Tuesday, 9 February 2016

Ideal Time to Shift to Accrual Oriented Funds:Sudhir Agrawal

By 121 News

Chandigarh 09th February:- After the reduction in policy rates by RBI in last few months, investors are looking towards short term income funds to gain from high accrual coupled with income stability due to lower duration.

One such fund is UTI Short Term Income Fund which aims to generate reasonable returns with low risk and high liquidity from a portfolio of money market securities and high quality of debt with a maturity cap of 4 years. The fund attaches importance to high credit quality and portfolio diversification.

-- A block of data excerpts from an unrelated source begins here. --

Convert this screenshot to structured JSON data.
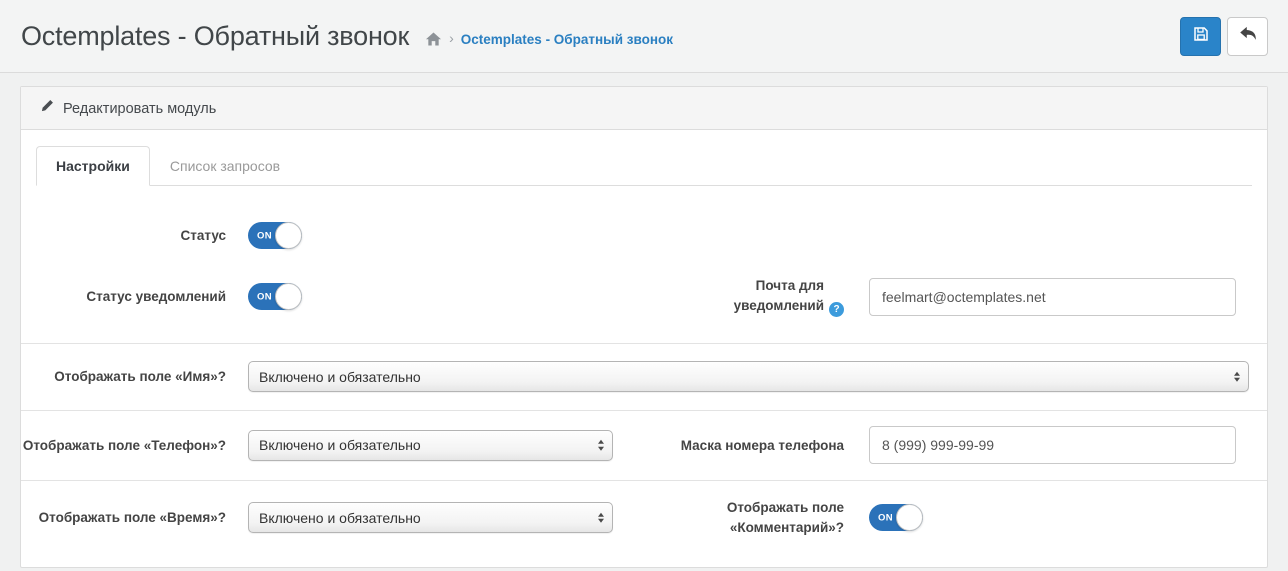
{
  "header": {
    "title": "Octemplates - Обратный звонок",
    "breadcrumb_separator": "›",
    "breadcrumb_current": "Octemplates - Обратный звонок"
  },
  "panel": {
    "heading": "Редактировать модуль",
    "tabs": [
      {
        "label": "Настройки"
      },
      {
        "label": "Список запросов"
      }
    ]
  },
  "form": {
    "status": {
      "label": "Статус",
      "state": "ON"
    },
    "notify_status": {
      "label": "Статус уведомлений",
      "state": "ON"
    },
    "notify_email": {
      "label": "Почта для уведомлений",
      "help_glyph": "?",
      "value": "feelmart@octemplates.net"
    },
    "show_name": {
      "label": "Отображать поле «Имя»?",
      "value": "Включено и обязательно"
    },
    "show_phone": {
      "label": "Отображать поле «Телефон»?",
      "value": "Включено и обязательно"
    },
    "phone_mask": {
      "label": "Маска номера телефона",
      "value": "8 (999) 999-99-99"
    },
    "show_time": {
      "label": "Отображать поле «Время»?",
      "value": "Включено и обязательно"
    },
    "show_comment": {
      "label": "Отображать поле «Комментарий»?",
      "state": "ON"
    }
  },
  "colors": {
    "accent_blue": "#2a84c9",
    "toggle_blue": "#2b72b9",
    "link_blue": "#2a7fc1"
  }
}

Sudhir Agrawal, fund manager of UTI Short Term Income Fund said that after the recent front loading of rate cuts by RBI, scope for further rate cuts in next 3-6 months is limited. Hence, investors should start shifting focus to short term income funds as these funds offer high accrual along with lower volatility. He added that hence, we have been recommending investors to look at our short term income fund with an investment horizon of 1 to 3 years. Apart from the high accrual income in this fund, investors can look to gain from capital appreciation also if there are further rate cuts in next 3-6 months.

UTI Short Term Income Fund has been consistently outperforming its benchmark CRISIL Short-Term Bond Fund Index. Fund has given a return of 9.11% against its benchmark return of 7.70% since inception (as on June 30, 2015).